Senior Brian Anderson is the incumbent and remains the No. 1 option at the moment. Don't lose sight of that caveat, because freshman A.J. Graham is having, by all accounts, a very productive spring and seems to be closing that gap.

And both face an immediate challenge in May, when Willy Korn brings his Clemson degree and some starting experience to Huntington.

At the center of the quarterback dilemma (or controversy, as the case may be) is Tony Petersen, back for his third tour of duty with the Thundering Herd.

If this matches his previous two, Herd fans will enjoy the ride.

First, Petersen always will be known as the arm who threw Marshall to new heights in its Division I-AA era. He seized the starting QB job in 1986 and his 4,902 passing yards in 1987 may stand forever as a school record.

Or maybe not, if he grooms quarterbacks like he did Michael Payton, Todd Donnan and that Chad Pennington guy. He also coached Byron Leftwich as a raw freshman in 1998 before heading to the Big Ten.

At Minnesota, Petersen tutored Bryan Cupito to that school's all-time leading passing mark, and then helped Asad Abdul-Kaliq to similar success. At Iowa State, Bret Meyer finished his career by setting the Cyclones' passing and total offense records, and Petersen coached current starter Austen Arnaud.

Petersen spent 2009 as assistant head coach and wide receivers coach at South Dakota, a temporary step down in level but with a cool nickname, Coyotes. From there, he got the call from new coach Doc Holliday to come back to the Thundering Herd.

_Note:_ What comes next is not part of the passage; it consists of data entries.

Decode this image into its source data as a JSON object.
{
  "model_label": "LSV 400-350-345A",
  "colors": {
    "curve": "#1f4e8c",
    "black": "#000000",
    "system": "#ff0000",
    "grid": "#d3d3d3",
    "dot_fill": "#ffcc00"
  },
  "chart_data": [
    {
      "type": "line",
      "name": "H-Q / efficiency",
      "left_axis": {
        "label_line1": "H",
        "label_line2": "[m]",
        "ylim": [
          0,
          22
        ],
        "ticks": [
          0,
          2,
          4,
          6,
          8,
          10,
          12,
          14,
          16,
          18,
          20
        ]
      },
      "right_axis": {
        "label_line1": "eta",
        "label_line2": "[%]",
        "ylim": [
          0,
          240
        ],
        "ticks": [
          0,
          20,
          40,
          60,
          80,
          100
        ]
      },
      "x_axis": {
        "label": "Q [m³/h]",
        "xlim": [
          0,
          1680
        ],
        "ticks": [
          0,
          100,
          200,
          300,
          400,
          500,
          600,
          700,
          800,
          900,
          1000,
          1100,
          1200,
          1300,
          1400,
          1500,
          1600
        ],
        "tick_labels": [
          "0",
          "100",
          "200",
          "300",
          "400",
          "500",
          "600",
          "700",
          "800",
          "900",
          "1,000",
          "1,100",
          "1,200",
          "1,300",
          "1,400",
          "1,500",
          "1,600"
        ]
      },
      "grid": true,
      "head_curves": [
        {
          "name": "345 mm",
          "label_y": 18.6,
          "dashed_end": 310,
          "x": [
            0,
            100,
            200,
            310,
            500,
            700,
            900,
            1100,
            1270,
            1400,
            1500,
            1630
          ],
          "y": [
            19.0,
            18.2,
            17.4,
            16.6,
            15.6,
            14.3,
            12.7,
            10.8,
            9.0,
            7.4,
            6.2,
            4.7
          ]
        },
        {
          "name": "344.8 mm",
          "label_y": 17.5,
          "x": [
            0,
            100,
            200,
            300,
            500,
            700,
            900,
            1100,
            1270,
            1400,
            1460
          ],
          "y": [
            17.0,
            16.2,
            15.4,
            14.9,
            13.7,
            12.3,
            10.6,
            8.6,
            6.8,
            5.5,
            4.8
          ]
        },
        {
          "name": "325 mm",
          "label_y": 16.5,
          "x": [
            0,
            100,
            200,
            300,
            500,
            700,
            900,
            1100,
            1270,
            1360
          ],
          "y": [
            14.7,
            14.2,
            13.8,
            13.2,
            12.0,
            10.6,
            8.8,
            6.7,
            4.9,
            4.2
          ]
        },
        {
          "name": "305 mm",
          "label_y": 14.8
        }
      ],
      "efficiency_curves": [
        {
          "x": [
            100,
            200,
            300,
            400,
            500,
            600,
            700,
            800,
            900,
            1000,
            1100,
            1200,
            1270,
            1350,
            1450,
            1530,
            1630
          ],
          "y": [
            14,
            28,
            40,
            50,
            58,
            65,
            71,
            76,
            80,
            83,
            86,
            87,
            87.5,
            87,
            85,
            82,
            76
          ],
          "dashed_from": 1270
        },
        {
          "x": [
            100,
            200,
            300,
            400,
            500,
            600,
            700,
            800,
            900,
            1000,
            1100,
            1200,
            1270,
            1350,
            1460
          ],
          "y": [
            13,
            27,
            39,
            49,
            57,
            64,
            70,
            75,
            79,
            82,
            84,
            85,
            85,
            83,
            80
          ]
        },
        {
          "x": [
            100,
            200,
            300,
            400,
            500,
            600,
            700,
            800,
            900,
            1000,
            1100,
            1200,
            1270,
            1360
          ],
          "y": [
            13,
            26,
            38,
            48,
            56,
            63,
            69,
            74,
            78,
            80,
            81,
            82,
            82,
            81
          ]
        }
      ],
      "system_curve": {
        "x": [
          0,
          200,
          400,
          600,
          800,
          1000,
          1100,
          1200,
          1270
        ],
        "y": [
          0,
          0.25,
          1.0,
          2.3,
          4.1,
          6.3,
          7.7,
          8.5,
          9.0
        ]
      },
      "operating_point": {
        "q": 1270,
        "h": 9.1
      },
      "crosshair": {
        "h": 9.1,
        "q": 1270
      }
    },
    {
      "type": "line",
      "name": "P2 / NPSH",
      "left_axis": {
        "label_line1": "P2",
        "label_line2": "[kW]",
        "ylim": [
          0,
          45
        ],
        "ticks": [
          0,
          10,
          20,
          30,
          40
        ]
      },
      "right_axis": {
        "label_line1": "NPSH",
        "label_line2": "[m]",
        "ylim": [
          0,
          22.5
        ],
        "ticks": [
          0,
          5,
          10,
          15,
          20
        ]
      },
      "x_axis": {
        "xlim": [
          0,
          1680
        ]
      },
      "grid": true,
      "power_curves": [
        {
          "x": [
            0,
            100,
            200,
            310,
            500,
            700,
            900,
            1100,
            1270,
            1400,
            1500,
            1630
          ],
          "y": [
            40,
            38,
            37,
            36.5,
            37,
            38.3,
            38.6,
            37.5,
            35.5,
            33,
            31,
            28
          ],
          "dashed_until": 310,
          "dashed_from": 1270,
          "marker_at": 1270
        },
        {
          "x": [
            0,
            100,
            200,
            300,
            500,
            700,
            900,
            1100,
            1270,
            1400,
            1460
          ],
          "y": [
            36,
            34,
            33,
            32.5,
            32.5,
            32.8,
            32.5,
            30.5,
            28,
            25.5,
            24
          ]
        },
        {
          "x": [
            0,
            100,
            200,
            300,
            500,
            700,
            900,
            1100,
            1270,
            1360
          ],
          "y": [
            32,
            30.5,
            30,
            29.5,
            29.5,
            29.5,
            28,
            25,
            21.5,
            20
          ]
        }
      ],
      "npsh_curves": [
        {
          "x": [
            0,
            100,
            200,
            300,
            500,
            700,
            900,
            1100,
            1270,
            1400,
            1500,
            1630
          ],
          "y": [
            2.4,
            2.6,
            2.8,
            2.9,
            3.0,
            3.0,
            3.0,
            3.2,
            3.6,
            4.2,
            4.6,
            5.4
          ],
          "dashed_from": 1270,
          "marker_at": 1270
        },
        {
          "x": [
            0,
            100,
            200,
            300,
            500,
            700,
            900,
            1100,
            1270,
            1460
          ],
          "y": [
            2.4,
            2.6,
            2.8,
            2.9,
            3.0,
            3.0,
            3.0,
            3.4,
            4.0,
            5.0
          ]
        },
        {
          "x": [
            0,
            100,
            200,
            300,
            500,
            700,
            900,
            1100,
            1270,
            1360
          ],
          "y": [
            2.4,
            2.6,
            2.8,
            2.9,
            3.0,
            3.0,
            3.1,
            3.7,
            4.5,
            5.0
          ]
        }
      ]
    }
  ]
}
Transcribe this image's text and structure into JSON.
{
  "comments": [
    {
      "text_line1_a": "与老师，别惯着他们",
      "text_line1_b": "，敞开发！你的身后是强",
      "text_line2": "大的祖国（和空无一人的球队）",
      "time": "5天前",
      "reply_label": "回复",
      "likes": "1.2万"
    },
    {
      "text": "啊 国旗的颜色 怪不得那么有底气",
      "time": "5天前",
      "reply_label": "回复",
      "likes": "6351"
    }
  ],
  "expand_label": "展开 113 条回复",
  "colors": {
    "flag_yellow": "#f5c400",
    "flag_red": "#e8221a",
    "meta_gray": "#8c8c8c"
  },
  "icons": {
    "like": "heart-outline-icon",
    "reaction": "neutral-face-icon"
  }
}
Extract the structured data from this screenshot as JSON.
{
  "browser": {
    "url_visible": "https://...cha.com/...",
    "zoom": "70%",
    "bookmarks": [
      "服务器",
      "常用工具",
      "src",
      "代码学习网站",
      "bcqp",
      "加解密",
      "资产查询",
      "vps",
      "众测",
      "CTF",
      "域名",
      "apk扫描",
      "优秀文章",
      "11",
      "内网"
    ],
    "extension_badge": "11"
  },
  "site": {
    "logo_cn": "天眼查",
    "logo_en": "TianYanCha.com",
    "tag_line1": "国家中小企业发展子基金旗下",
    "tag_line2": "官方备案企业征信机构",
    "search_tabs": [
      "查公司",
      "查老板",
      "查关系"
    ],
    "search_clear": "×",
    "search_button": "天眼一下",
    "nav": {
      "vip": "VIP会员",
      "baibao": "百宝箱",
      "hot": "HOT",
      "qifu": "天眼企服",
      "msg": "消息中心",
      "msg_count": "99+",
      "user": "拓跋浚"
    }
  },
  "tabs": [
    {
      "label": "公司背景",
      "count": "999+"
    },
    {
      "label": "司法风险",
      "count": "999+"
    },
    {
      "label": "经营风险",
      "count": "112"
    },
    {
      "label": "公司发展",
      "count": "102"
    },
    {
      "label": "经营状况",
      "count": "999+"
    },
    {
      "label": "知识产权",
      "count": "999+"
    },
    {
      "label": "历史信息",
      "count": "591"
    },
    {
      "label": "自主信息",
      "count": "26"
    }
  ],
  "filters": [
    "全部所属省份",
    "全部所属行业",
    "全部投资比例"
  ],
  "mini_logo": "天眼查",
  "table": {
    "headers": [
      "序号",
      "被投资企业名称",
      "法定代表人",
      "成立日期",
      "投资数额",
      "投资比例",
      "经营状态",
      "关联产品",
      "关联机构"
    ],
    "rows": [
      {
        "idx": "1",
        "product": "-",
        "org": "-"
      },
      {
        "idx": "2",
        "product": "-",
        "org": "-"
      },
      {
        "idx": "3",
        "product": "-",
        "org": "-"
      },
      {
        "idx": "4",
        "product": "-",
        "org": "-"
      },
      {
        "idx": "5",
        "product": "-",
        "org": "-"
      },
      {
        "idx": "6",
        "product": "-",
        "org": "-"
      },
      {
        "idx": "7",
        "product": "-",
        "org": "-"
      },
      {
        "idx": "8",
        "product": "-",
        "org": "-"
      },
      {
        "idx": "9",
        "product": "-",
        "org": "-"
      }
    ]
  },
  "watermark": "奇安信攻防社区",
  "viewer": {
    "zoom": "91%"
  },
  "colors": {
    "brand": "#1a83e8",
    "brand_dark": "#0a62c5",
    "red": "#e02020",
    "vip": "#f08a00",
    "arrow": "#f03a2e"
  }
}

"It feels good. I was gone for about 12 years, and I always liked Huntington and Marshall, and it feels good to be back," Petersen said. "I've had a great coaching career; I was eight years here and eight years at Minnesota. And then the last couple of years, what happened to us at Minnesota and at Iowa State has kind of been bad.

"But you know what? You stay in it long enough, that's going to happen, and I'm just happy to be in a stable place where I know I'm going to be happy and stay around for a while."

He assumed roles of assistant head coach under Holliday and co-coordinator under Bill Legg, but his old role of quarterback coach promises to be most critical. Previous coach Mark Snyder was widely criticized for his hiring of John Shannon to coach that position, especially when passers struggled late the last two seasons.

Hands-on teaching is more visible this spring, and Petersen is often seen conferring with quarterbacks on throwing motion and other mechanics. With Graham being a redshirted freshman, Petersen is teaching him more than the senior Anderson.

Graham said work on his fundamentals came early. Really, really early.

"It was right there, first snap," Graham said. "First day, he was looking for footwork, and then I guess you could say he worked on the windup, throwing motion a little bit, not taking as long to deliver the ball, get it out there. But first day, it was footwork, the main thing."

The spring is not about crowning a No. 1 as much as it is development. Remember, the Herd is installing a new offense, and is doing so with two somewhat different quarterbacks. Anderson is about as content as Petersen was 23 years ago to stay in the pocket and get the job done there, while Graham's mobility figures to keep a defense honest.

In the last week of spring, there's no substitute for Anderson's experience. Whether that keeps him a starter 41/2 months from now, that is the question.

"It's easy to tell [Anderson] is a senior. It's easy to tell he's played a lot of games," Petersen said. "He understands concepts, he's comfortable back there."